Obviously, we’ve completely forgotten about the immersive reality headset, but it’s not easy to dry out the watery eyes glued to Quest ‘lenses. The virtual reality film evokes our own memories while mobilizing different fantasies. We feel the adrenaline rise. We taste the “kiffance” of these children.


When the paths between fiction, documentary and learning history cross each other

By watching the 45-minute-long work, however, we do not forget the many deaths in the cities of improvised pilots, but above all the innocent children mowed down by the wheels of these big cars. Immersive reality is also articulated with a complex situation. One can only understand the tiredness of the law enforcement forces that the director stages through the characters of the police officers caught in the cat and mouse game.

Like Emile Zola, Nadir Ioulain delivers a form of naturalism of the situation. We see one rationality confronting another rationality. One emotional intelligence against the other. The mayor’s exchange with the young motorcyclist, which takes place in the neighborhood in a framework of benevolence, devoid of any kind of condescension, opens up the field of possibilities. Not to mention this fascinating scene that literally makes us melt with tenderness in front of this little girl who looks at herself in the mirror in the closet of her bedroom and imitates these big guys in town. “Brouuuuh, brouuuuh, brouuuuh! »


Adrenaline, an immersive film about cross-bitumen and more, by Nadir Ioulain
Adrenaline, an immersive film about cross-bitumen and more, by Nadir Ioulain

Nadir Ioulain, with great talent, brings us to the crossroads where the paths between fiction, documentary and learning history cross each other. This instructor, who teaches young motorcyclists and explains to them the chameleon school taught by the guide Amadou Hampâté Bâ.

Decor also made of concrete, which is associated with plans for abandoned wilderness, where the wild nature takes back all its rights, which basically despises all these urban planners, who are well fattened by the various urban renewal operations in decades of politics in the city.

As we come out of the white tent, we meet two of the comedians. Nadir throws a teasing air at them: “Hi guys, this is the CEO of Saphirnews.” Answer in the heart: “No, Saphirnews has come all the way! » In our head there is inflammation in the synapses: “Damn, are we so gentrified? They will end up insulting us with left tajine, these idiots.” Except we wanted to be Cinderella and eat olives from the tajine just before midnight.

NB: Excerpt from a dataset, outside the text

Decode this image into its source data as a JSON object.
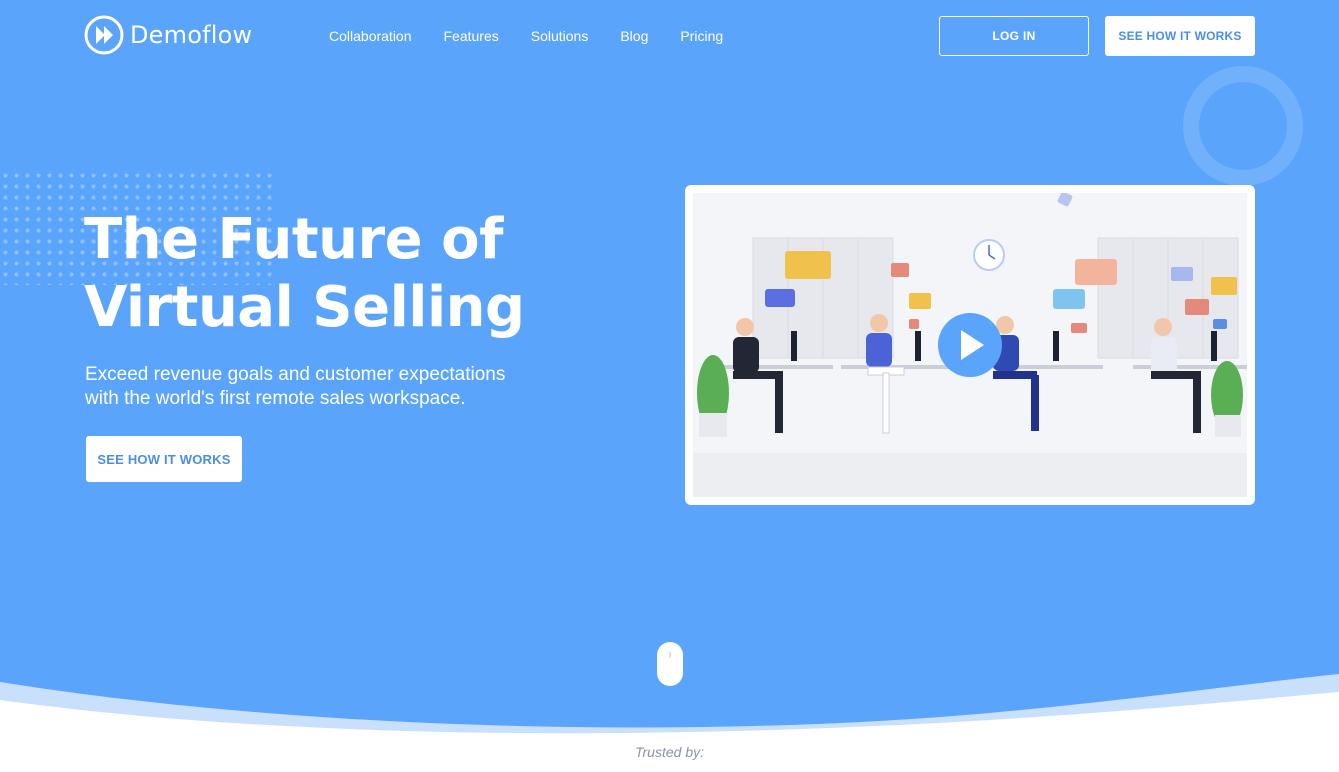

Then comes to mind a pretty bloody series aired on Netflix called The platform. The story has the context of a prison verticality over a hundred floors. The more we go down, the more misery it is. Maybe yes, we are on different floors, but nothing to do with the top floor of the Fondation de l’islam de France (FIF) and its annual budget of 700,000 euros. We also understand that well “mean” for a cultural fund. Always a matter of flooring! And in The platform, we can tumble even lower or higher. But reality is often dirtier than fiction.

But let’s be optimistic! Fortunately, the ongoing digital revolution is giving residents of working-class neighborhoods the means to free themselves from miserable material conditions. Provided, of course, to encounter benevolent guides who accompany us towards knowledge and especially towards truly operational economic circuits. Nadir, congratulations to the artist!